Worse yet, they told them, “don’t print this number”! However thd vendor misunderstood and mistakenly printed them as the low value payout number, so 800,000 of them...

It’s almost like when in a high stress situation you tell someone “don’t press the red button” or on a tight rope “hey don’t look down and lose your balance”

How else would you define there to be only two winning numbers then? If you define the winning number afterwards, there’s no way telling how many numbers of those would’ve been in circulation.
Make the winner number outside the normal printed range.
This is so obvious - what are the downsides? I mean, it could be easily guessable that the bottlecap is valuable, ruining the surprise.

Ultimately they didn't test. Or confirm the vendor's test. It's all Pepsi's fault for a mission critical bug.

I mean...that's what they tried to do...
Make it a non-number?
Use a CSPRNG to produce the tokens and keep a list of the outputs. Select uniformly/randomly from this list for payouts.
Perhaps they should have instructed the manufacturers to not include numbers which were multiples of, say, 15, but to use all other numbers uniformly.

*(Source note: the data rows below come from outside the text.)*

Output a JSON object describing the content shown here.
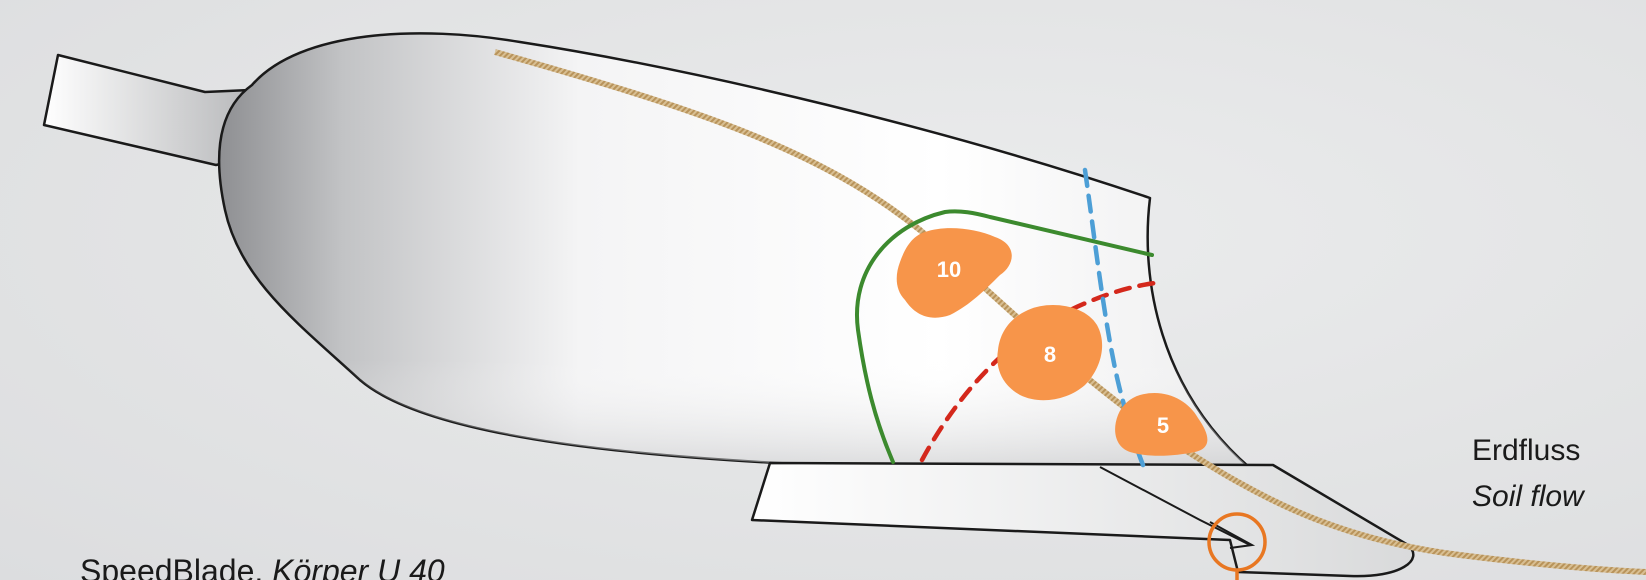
{
  "labels": {
    "flow_de": "Erdfluss",
    "flow_en": "Soil flow",
    "caption_main": "SpeedBlade, ",
    "caption_italic": "Körper U 40"
  },
  "markers": [
    {
      "id": "marker-10",
      "value": "10"
    },
    {
      "id": "marker-8",
      "value": "8"
    },
    {
      "id": "marker-5",
      "value": "5"
    }
  ],
  "colors": {
    "background": "#e4e5e6",
    "body_outline": "#1a1a1a",
    "soil_path": "#c9a46a",
    "green_line": "#3c8a2e",
    "red_dashed": "#d4281c",
    "blue_dashed": "#4d9fd6",
    "marker_fill": "#f7954a",
    "highlight_ring": "#e87722"
  }
}
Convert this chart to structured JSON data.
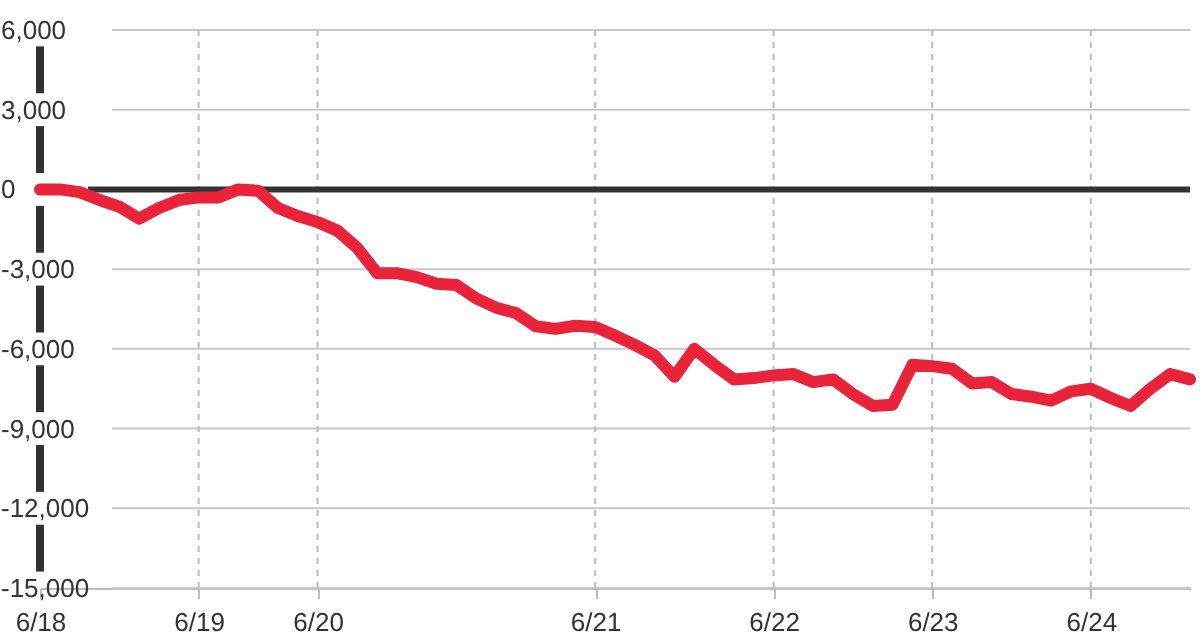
{
  "chart_data": {
    "type": "line",
    "categories": [
      "6/18",
      null,
      null,
      null,
      null,
      null,
      null,
      null,
      "6/19",
      null,
      null,
      null,
      null,
      null,
      "6/20",
      null,
      null,
      null,
      null,
      null,
      null,
      null,
      null,
      null,
      null,
      null,
      null,
      null,
      "6/21",
      null,
      null,
      null,
      null,
      null,
      null,
      null,
      null,
      "6/22",
      null,
      null,
      null,
      null,
      null,
      null,
      null,
      "6/23",
      null,
      null,
      null,
      null,
      null,
      null,
      null,
      "6/24",
      null,
      null,
      null,
      null,
      null
    ],
    "series": [
      {
        "color": "#e8233a",
        "values": [
          0,
          0,
          -100,
          -400,
          -650,
          -1100,
          -700,
          -400,
          -300,
          -300,
          0,
          -50,
          -700,
          -1000,
          -1230,
          -1550,
          -2200,
          -3150,
          -3150,
          -3300,
          -3550,
          -3600,
          -4100,
          -4450,
          -4650,
          -5150,
          -5250,
          -5130,
          -5180,
          -5500,
          -5850,
          -6250,
          -7050,
          -6000,
          -6600,
          -7150,
          -7100,
          -7000,
          -6950,
          -7250,
          -7150,
          -7700,
          -8150,
          -8100,
          -6600,
          -6650,
          -6750,
          -7300,
          -7250,
          -7700,
          -7800,
          -7950,
          -7600,
          -7500,
          -7850,
          -8150,
          -7500,
          -6950,
          -7150
        ]
      }
    ],
    "ylim": [
      -15000,
      6000
    ],
    "yticks": [
      {
        "value": -15000,
        "label": "-15,000"
      },
      {
        "value": -12000,
        "label": "-12,000"
      },
      {
        "value": -9000,
        "label": "-9,000"
      },
      {
        "value": -6000,
        "label": "-6,000"
      },
      {
        "value": -3000,
        "label": "-3,000"
      },
      0,
      {
        "value": 3000,
        "label": "3,000"
      },
      {
        "value": 6000,
        "label": "6,000"
      }
    ],
    "grid": true,
    "marker": "none",
    "line_style": "solid",
    "ref_lines": [
      {
        "axis": "y",
        "value": 0,
        "color": "#333333"
      }
    ]
  }
}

Random audits (with expensive penalties) could have detected whether the manufacturers had complied with this, without making it too obvious to contestants that the winning number would be a multiple of 15.

The winning bottles could then be manufactured to contain some specific multiple of 15, while still allowing the organisers some freedom to choose which one.

Should have made the winning number outside the range of printed numbers instead of being 'skipped'.
It's not a lottery where people pick their own numbers. As long as you can't find out what it is without opening the bottle, it didn't have to be a number at all; it could just say "you have won" where all the other bottle caps say nothing.

Though, making it non-forgeable might be trickier.

"You have won" caps would disappear mysterious from the factory floor.

You need a system where no one can identify a winner until after the caps have been printed, and the soda has been bottled and shipped.

yeah exactly; if I'm with a vendor factory and hear, "Whatever you do, don't print any 349s!" you can damn well bet I've convinced myself what the winning number is.
Would the world have been better off if Pepsi had essentially gifted itself to the people of the Philippines?